Werken met data > Data ordenen
12345Data ordenen

Verwerken

Opgave 6

Het CBS doet in Nederland veel onderzoek en rapporteert hierover. Deze diagrammen komen uit de Jongerenmonitor 2013.

a

Wat is de populatie bij dit onderzoek van het CBS geweest?

b

Wat is de definitie van jongeren in dit onderzoek geweest, denk je?

c

Welke deelgroepen zijn onderscheiden?

d

Welke variabele is in dit diagram weergegeven?

Opgave 7

De ecologische voetafdruk is een getal dat weergeeft welk deel van het aardoppervlak door een bepaalde bevolkingsgroep gebruikt wordt om van te leven. Dit getal wordt uitgedrukt in mondiale hectares.
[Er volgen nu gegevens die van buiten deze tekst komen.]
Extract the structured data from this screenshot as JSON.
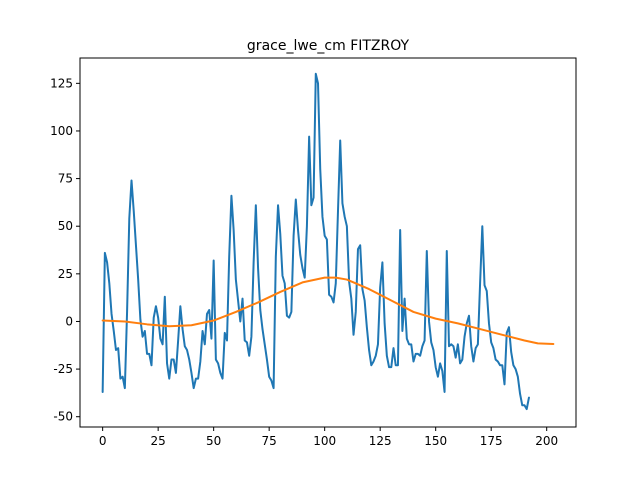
{
  "chart_data": {
    "type": "line",
    "title": "grace_lwe_cm FITZROY",
    "xlabel": "",
    "ylabel": "",
    "xlim": [
      -10.2,
      213.2
    ],
    "ylim": [
      -55.4,
      138.3
    ],
    "x_ticks": [
      0,
      25,
      50,
      75,
      100,
      125,
      150,
      175,
      200
    ],
    "y_ticks": [
      -50,
      -25,
      0,
      25,
      50,
      75,
      100,
      125
    ],
    "grid": false,
    "colors": {
      "series_0": "#1f77b4",
      "series_1": "#ff7f0e"
    },
    "series": [
      {
        "points": [
          [
            0,
            -37
          ],
          [
            1,
            36
          ],
          [
            2,
            31
          ],
          [
            3,
            20
          ],
          [
            4,
            4
          ],
          [
            5,
            -5
          ],
          [
            6,
            -15
          ],
          [
            7,
            -14
          ],
          [
            8,
            -30
          ],
          [
            9,
            -29
          ],
          [
            10,
            -35
          ],
          [
            11,
            5
          ],
          [
            12,
            54
          ],
          [
            13,
            74
          ],
          [
            14,
            58
          ],
          [
            15,
            40
          ],
          [
            16,
            22
          ],
          [
            17,
            1
          ],
          [
            18,
            -8
          ],
          [
            19,
            -5
          ],
          [
            20,
            -17
          ],
          [
            21,
            -17
          ],
          [
            22,
            -23
          ],
          [
            23,
            2
          ],
          [
            24,
            8
          ],
          [
            25,
            2
          ],
          [
            26,
            -9
          ],
          [
            27,
            -12
          ],
          [
            28,
            13
          ],
          [
            29,
            -22
          ],
          [
            30,
            -30
          ],
          [
            31,
            -20
          ],
          [
            32,
            -20
          ],
          [
            33,
            -27
          ],
          [
            34,
            -10
          ],
          [
            35,
            8
          ],
          [
            36,
            -4
          ],
          [
            37,
            -13
          ],
          [
            38,
            -15
          ],
          [
            39,
            -20
          ],
          [
            40,
            -27
          ],
          [
            41,
            -35
          ],
          [
            42,
            -30
          ],
          [
            43,
            -30
          ],
          [
            44,
            -21
          ],
          [
            45,
            -5
          ],
          [
            46,
            -12
          ],
          [
            47,
            4
          ],
          [
            48,
            6
          ],
          [
            49,
            -9
          ],
          [
            50,
            32
          ],
          [
            51,
            -20
          ],
          [
            52,
            -22
          ],
          [
            53,
            -27
          ],
          [
            54,
            -30
          ],
          [
            55,
            -6
          ],
          [
            56,
            -10
          ],
          [
            57,
            34
          ],
          [
            58,
            66
          ],
          [
            59,
            48
          ],
          [
            60,
            22
          ],
          [
            61,
            11
          ],
          [
            62,
            0
          ],
          [
            63,
            12
          ],
          [
            64,
            -10
          ],
          [
            65,
            -11
          ],
          [
            66,
            -18
          ],
          [
            67,
            -8
          ],
          [
            68,
            31
          ],
          [
            69,
            61
          ],
          [
            70,
            28
          ],
          [
            71,
            6
          ],
          [
            72,
            -4
          ],
          [
            73,
            -12
          ],
          [
            74,
            -20
          ],
          [
            75,
            -29
          ],
          [
            76,
            -31
          ],
          [
            77,
            -35
          ],
          [
            78,
            34
          ],
          [
            79,
            61
          ],
          [
            80,
            46
          ],
          [
            81,
            24
          ],
          [
            82,
            20
          ],
          [
            83,
            3
          ],
          [
            84,
            2
          ],
          [
            85,
            5
          ],
          [
            86,
            45
          ],
          [
            87,
            64
          ],
          [
            88,
            48
          ],
          [
            89,
            35
          ],
          [
            90,
            28
          ],
          [
            91,
            23
          ],
          [
            92,
            50
          ],
          [
            93,
            97
          ],
          [
            94,
            61
          ],
          [
            95,
            65
          ],
          [
            96,
            130
          ],
          [
            97,
            125
          ],
          [
            98,
            80
          ],
          [
            99,
            55
          ],
          [
            100,
            45
          ],
          [
            101,
            43
          ],
          [
            102,
            14
          ],
          [
            103,
            13
          ],
          [
            104,
            10
          ],
          [
            105,
            20
          ],
          [
            106,
            58
          ],
          [
            107,
            95
          ],
          [
            108,
            62
          ],
          [
            109,
            55
          ],
          [
            110,
            50
          ],
          [
            111,
            21
          ],
          [
            112,
            12
          ],
          [
            113,
            -7
          ],
          [
            114,
            5
          ],
          [
            115,
            38
          ],
          [
            116,
            40
          ],
          [
            117,
            17
          ],
          [
            118,
            11
          ],
          [
            119,
            -3
          ],
          [
            120,
            -15
          ],
          [
            121,
            -23
          ],
          [
            122,
            -21
          ],
          [
            123,
            -18
          ],
          [
            124,
            -12
          ],
          [
            125,
            18
          ],
          [
            126,
            31
          ],
          [
            127,
            -1
          ],
          [
            128,
            -18
          ],
          [
            129,
            -24
          ],
          [
            130,
            -24
          ],
          [
            131,
            -14
          ],
          [
            132,
            -23
          ],
          [
            133,
            -23
          ],
          [
            134,
            48
          ],
          [
            135,
            -5
          ],
          [
            136,
            12
          ],
          [
            137,
            -9
          ],
          [
            138,
            -12
          ],
          [
            139,
            -12
          ],
          [
            140,
            -21
          ],
          [
            141,
            -17
          ],
          [
            142,
            -17
          ],
          [
            143,
            -18
          ],
          [
            144,
            -13
          ],
          [
            145,
            -10
          ],
          [
            146,
            37
          ],
          [
            147,
            0
          ],
          [
            148,
            -11
          ],
          [
            149,
            -15
          ],
          [
            150,
            -24
          ],
          [
            151,
            -29
          ],
          [
            152,
            -22
          ],
          [
            153,
            -26
          ],
          [
            154,
            -37
          ],
          [
            155,
            37
          ],
          [
            156,
            -13
          ],
          [
            157,
            -12
          ],
          [
            158,
            -13
          ],
          [
            159,
            -19
          ],
          [
            160,
            -12
          ],
          [
            161,
            -22
          ],
          [
            162,
            -20
          ],
          [
            163,
            -8
          ],
          [
            164,
            -1
          ],
          [
            165,
            3
          ],
          [
            166,
            -13
          ],
          [
            167,
            -21
          ],
          [
            168,
            -14
          ],
          [
            169,
            -12
          ],
          [
            170,
            20
          ],
          [
            171,
            50
          ],
          [
            172,
            19
          ],
          [
            173,
            16
          ],
          [
            174,
            -1
          ],
          [
            175,
            -11
          ],
          [
            176,
            -14
          ],
          [
            177,
            -20
          ],
          [
            178,
            -21
          ],
          [
            179,
            -23
          ],
          [
            180,
            -23
          ],
          [
            181,
            -33
          ],
          [
            182,
            -6
          ],
          [
            183,
            -3
          ],
          [
            184,
            -16
          ],
          [
            185,
            -23
          ],
          [
            186,
            -25
          ],
          [
            187,
            -29
          ],
          [
            188,
            -38
          ],
          [
            189,
            -44
          ],
          [
            190,
            -44
          ],
          [
            191,
            -46
          ],
          [
            192,
            -40
          ]
        ],
        "values": [
          -37,
          36,
          31,
          20,
          4,
          -5,
          -15,
          -14,
          -30,
          -29,
          -35,
          5,
          54,
          74,
          58,
          40,
          22,
          1,
          -8,
          -5,
          -17,
          -17,
          -23,
          2,
          8,
          2,
          -9,
          -12,
          13,
          -22,
          -30,
          -20,
          -20,
          -27,
          -10,
          8,
          -4,
          -13,
          -15,
          -20,
          -27,
          -35,
          -30,
          -30,
          -21,
          -5,
          -12,
          4,
          6,
          -9,
          32,
          -20,
          -22,
          -27,
          -30,
          -6,
          -10,
          34,
          66,
          48,
          22,
          11,
          0,
          12,
          -10,
          -11,
          -18,
          -8,
          31,
          61,
          28,
          6,
          -4,
          -12,
          -20,
          -29,
          -31,
          -35,
          34,
          61,
          46,
          24,
          20,
          3,
          2,
          5,
          45,
          64,
          48,
          35,
          28,
          23,
          50,
          97,
          61,
          65,
          130,
          125,
          80,
          55,
          45,
          43,
          14,
          13,
          10,
          20,
          58,
          95,
          62,
          55,
          50,
          21,
          12,
          -7,
          5,
          38,
          40,
          17,
          11,
          -3,
          -15,
          -23,
          -21,
          -18,
          -12,
          18,
          31,
          -1,
          -18,
          -24,
          -24,
          -14,
          -23,
          -23,
          48,
          -5,
          12,
          -9,
          -12,
          -12,
          -21,
          -17,
          -17,
          -18,
          -13,
          -10,
          37,
          0,
          -11,
          -15,
          -24,
          -29,
          -22,
          -26,
          -37,
          37,
          -13,
          -12,
          -13,
          -19,
          -12,
          -22,
          -20,
          -8,
          -1,
          3,
          -13,
          -21,
          -14,
          -12,
          20,
          50,
          19,
          16,
          -1,
          -11,
          -14,
          -20,
          -21,
          -23,
          -23,
          -33,
          -6,
          -3,
          -16,
          -23,
          -25,
          -29,
          -38,
          -44,
          -44,
          -46,
          -40
        ]
      },
      {
        "points": [
          [
            0,
            0.5
          ],
          [
            10,
            0.0
          ],
          [
            20,
            -1.5
          ],
          [
            30,
            -2.5
          ],
          [
            40,
            -2.0
          ],
          [
            50,
            0.5
          ],
          [
            60,
            5.0
          ],
          [
            70,
            10.0
          ],
          [
            80,
            15.5
          ],
          [
            90,
            20.5
          ],
          [
            100,
            23.0
          ],
          [
            105,
            23.0
          ],
          [
            110,
            22.0
          ],
          [
            120,
            17.0
          ],
          [
            130,
            11.0
          ],
          [
            140,
            5.0
          ],
          [
            150,
            1.5
          ],
          [
            160,
            -1.0
          ],
          [
            170,
            -4.0
          ],
          [
            180,
            -7.0
          ],
          [
            190,
            -10.0
          ],
          [
            196,
            -11.5
          ],
          [
            203,
            -11.8
          ]
        ]
      }
    ]
  }
}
Deze vervormde wereldkaart geeft de ecologische voetafdruk van de gemiddelde inwoner van een bepaald land weer.

a

Wat betekent het dat Nederland aan de donkere kant van het rood zit?

b

Waarom zijn bijvoorbeeld Groenland en Portugal blauw gekleurd?

c

Griekenland heeft een vergelijkbare ecologische voetafdruk als Nederland terwijl de welvaart er lager is. Geef daarvoor een verklaring.

d

Welke data heb je nodig om deze wereldkaart te kunnen maken?

Opgave 8

In de tabel zie je het aantal kilometer fietspad op 23 januari 2013.

a

Welke data heb je nodig om de tweede kolom in deze tabel te kunnen maken?

b

Welke data heb je nodig om de derde kolom in deze tabel te kunnen maken?

c

Waarom zou de derde kolom gemaakt zijn?

d

Welke extra data zijn er nodig geweest om de vierde kolom te kunnen maken?

e

Wat is de betekenis van de data in de vierde kolom?

f

Drenthe profileert zich graag als fietsprovincie. Welke argumenten kan men daarvoor aandragen op basis van gegevens uit deze tabel?

Opgave 9

Aan `44000` jongeren is een aantal vragen gesteld. De resultaten staan in de diagrammen.

a

Welke data heb je nodig van de deelnemers om dit overzicht te kunnen maken?

b

Voor wie zou dit overzicht gemaakt zijn?

c

Maak een beschrijving van de deelnemers die zich ingeschreven hebben.

d

Kun je nu zeggen dat 9% van alle mensen een bijbaan in de horeca heeft?

Opgave 10

Deze tabel stamt uit een onderzoek van het CBS naar vakanties van Nederlanders. Een lange vakantie is een vakantie met minstens vier overnachtingen.

a

Welke data heb je nodig om dit overzicht te kunnen maken?

b

Voor wie is deze informatie belangrijk?

c

Hoe komen de data in de kolom "gemiddeld aantal lange vakanties per participant" tot stand? Hoe kun je controleren of de getallen in de tabel kloppen?

d

Een reisbureau concludeert dat mensen uit stedelijke gebieden meer behoefte aan lange vakanties hebben. Wat vind je van die conclusie?